Wednesday, 16 July 2008


Explosions can be funny. Nerve-wrackingly unpredictable. Once a fuse is lit, and you know it’s going to happen but you don’t know when, the only way successfully to deal with a big bang is to laugh. Even if the bang turns out to be an anticlimactic whimper, it’s funny. Never return to a lit explosive – unless of course you are in the Bonzo Dog Doo Dah Band, whose membership has always involved a certain amount of risk. Its leader, Viv Stanshall, accidentally and unpredictably died in a fire in Muswell Hill in 1995, don’t forget.

The Bonzoes are from the Big Bang era. No, they’re not that old, but they are all of an age when National Service was a predictable part of male growing up. When guns and bombs were still considered educational. Spike Milligan was the first to process his own explosive wartime history into comedy. Hell for him, great for us.

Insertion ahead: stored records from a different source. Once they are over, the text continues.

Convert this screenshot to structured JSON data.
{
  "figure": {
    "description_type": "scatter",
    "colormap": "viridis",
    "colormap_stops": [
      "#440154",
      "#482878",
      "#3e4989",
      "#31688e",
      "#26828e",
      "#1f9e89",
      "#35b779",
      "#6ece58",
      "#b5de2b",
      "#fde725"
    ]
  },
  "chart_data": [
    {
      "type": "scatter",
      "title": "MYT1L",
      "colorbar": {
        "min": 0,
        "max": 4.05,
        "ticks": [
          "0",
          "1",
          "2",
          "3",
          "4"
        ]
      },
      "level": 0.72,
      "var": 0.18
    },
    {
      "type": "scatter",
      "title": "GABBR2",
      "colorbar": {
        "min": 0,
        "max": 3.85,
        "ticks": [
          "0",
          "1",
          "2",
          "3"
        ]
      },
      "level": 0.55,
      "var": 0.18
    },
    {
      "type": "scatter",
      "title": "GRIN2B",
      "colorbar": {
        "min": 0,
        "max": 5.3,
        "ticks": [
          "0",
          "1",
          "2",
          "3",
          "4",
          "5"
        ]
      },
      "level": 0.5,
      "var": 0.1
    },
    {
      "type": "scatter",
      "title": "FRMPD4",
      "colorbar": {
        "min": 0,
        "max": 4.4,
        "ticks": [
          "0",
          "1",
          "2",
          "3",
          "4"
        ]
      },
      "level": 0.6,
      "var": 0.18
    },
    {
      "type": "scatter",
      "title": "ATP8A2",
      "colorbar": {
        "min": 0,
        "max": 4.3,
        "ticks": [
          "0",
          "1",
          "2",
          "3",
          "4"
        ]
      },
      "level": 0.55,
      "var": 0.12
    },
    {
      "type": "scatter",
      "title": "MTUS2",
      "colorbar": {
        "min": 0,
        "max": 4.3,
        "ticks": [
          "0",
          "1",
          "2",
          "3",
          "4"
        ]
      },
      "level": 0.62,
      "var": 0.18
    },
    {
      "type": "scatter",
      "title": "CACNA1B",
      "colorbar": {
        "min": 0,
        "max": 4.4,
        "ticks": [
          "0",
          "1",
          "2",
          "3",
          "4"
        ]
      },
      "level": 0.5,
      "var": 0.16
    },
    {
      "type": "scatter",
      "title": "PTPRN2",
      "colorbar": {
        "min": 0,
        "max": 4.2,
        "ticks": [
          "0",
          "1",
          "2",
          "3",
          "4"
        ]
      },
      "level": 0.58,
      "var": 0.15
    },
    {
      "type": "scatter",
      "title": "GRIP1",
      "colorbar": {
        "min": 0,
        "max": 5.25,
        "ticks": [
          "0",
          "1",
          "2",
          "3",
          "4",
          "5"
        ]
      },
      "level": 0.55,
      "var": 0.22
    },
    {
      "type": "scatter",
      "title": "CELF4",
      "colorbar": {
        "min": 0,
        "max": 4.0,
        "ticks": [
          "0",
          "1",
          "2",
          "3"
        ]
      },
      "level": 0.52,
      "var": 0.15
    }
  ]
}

Watching the Bonzoes’ June gig I was struck by the similarity of the humour. Milligan-style anarchy in the UK. It was a group of mainly old men having a great and silly time, on and off stage. It was only when Roger Ruskin Spear’s explosive robotic device failed to blow up – and he foolhardily but funnily returned to try and fix it - that you saw the link between the post war humour of explosions, National Service and its demise, the Bonzoes and Groovy Old Men. Milligan, Spear and any other post war comedian that coaxed a laugh out of an explosion was relieving his and our post-war tension by laughing at destruction. (A doctor writes.)

Most official histories portray National Service as beneficial and worthy of revival. It licked men into shape. It taught discipline, and in some cases unarmed combat. It will knock some sense into today’s knife-wielding teenage youth. However, I would guess that most men who had to do it thought it a waste of time. The threat of orthodox warfare receded and an even bigger nuclear bang was being perfected in the wings, as they square-bashed, target-practiced and jumped out of aeroplanes. It was a big big bang that would make their service redundant. The irony wasn’t lost on many of these guys. In the later fifties, National Service became a joke, and quite a good one. It also pitched together men of all classes and backgrounds, perfect conditions for sharing the fun. What today’s youth lack is a sense of the absurd. Put ‘em in uniforms and show them how to blow stuff up, that’s what I say.